Use Custom Metrics API when:

  • Your metrics live in a non-Prometheus backend (InfluxDB, Datadog, custom database)
  • You have unique scaling requirements not met by existing solutions
  • You’re building a platform product with embedded autoscaling

FAQ

What is the difference between HPA and VPA in Kubernetes?

HPA (Horizontal Pod Autoscaler) adjusts the number of pod replicas based on metrics, while VPA (Vertical Pod Autoscaler) adjusts the CPU and memory requests/limits of individual pods. They can be used together but require careful configuration to avoid conflicts.

Can KEDA scale to zero pods?

Yes, KEDA supports scale-to-zero through the minReplicaCount: 0 setting in ScaledObject. When no events are present, KEDA scales the deployment to zero replicas, saving resources. The Prometheus Adapter does not support scale-to-zero natively.

How often does the HPA controller check metrics?

By default, the HPA controller syncs every 15 seconds. You can adjust this with the --horizontal-pod-autoscaler-sync-period flag on the kube-controller-manager. KEDA’s polling interval is configurable per ScaledObject (default 15 seconds).

Do I need Prometheus to use KEDA?

No. KEDA has 50+ scalers that connect directly to event sources (Kafka, RabbitMQ, Redis, AWS SQS, etc.) without requiring Prometheus. The Prometheus scaler is just one of many options. However, you need a metrics server (like metrics-server) installed for KEDA to function.

What happens if the Custom Metrics API server goes down?

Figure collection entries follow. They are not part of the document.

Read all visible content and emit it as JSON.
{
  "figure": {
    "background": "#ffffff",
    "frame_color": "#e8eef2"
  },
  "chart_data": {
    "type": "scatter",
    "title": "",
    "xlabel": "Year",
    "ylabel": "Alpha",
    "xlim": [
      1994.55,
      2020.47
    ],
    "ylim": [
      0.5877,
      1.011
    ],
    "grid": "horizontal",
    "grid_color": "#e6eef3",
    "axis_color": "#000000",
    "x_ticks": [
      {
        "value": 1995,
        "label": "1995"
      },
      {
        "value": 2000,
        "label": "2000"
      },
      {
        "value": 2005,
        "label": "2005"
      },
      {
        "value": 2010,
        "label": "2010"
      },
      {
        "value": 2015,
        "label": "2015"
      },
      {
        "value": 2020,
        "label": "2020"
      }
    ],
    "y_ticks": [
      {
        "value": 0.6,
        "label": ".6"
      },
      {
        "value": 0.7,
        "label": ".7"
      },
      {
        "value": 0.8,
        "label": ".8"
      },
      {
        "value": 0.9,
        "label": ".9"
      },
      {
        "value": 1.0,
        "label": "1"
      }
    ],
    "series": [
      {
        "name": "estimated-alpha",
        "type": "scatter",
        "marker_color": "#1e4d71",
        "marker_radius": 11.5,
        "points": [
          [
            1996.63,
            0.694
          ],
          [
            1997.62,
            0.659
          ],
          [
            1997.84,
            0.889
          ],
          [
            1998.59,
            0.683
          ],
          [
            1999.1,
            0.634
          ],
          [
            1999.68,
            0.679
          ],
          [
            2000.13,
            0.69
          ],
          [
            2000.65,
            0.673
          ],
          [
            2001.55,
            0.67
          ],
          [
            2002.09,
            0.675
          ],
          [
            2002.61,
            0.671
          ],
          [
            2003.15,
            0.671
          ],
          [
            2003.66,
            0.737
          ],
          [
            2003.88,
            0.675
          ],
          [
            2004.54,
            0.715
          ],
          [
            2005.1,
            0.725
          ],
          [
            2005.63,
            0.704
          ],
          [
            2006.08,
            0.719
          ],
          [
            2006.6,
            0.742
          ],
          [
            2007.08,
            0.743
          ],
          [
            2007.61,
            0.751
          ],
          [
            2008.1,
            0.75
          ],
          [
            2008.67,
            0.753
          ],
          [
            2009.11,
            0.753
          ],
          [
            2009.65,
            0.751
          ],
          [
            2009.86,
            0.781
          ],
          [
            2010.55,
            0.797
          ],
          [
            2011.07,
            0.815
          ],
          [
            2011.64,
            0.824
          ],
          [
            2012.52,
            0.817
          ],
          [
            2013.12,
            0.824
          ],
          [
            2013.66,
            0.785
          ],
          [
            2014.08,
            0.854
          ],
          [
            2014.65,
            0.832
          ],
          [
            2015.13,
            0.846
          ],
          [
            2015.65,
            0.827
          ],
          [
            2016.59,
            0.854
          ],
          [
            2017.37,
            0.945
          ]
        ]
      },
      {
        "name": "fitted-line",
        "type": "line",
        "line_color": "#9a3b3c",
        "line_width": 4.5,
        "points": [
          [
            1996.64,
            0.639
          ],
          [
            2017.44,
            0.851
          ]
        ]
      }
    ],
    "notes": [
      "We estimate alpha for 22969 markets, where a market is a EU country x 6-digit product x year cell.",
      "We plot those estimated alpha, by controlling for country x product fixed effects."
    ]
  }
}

If the Custom Metrics API server becomes unavailable, the HPA controller will fail to retrieve metrics and will stop scaling actions. It will maintain the current replica count but won’t scale up or down until the API server recovers. High availability deployments of the metrics API server are recommended for production.

Can I use multiple autoscaling approaches together?

Yes. You can run KEDA alongside the Prometheus Adapter. KEDA manages its own HPA resources and doesn’t interfere with HPAs created by the Prometheus Adapter. However, having multiple autoscalers targeting the same deployment can cause conflicts — ensure each HPA targets a different workload.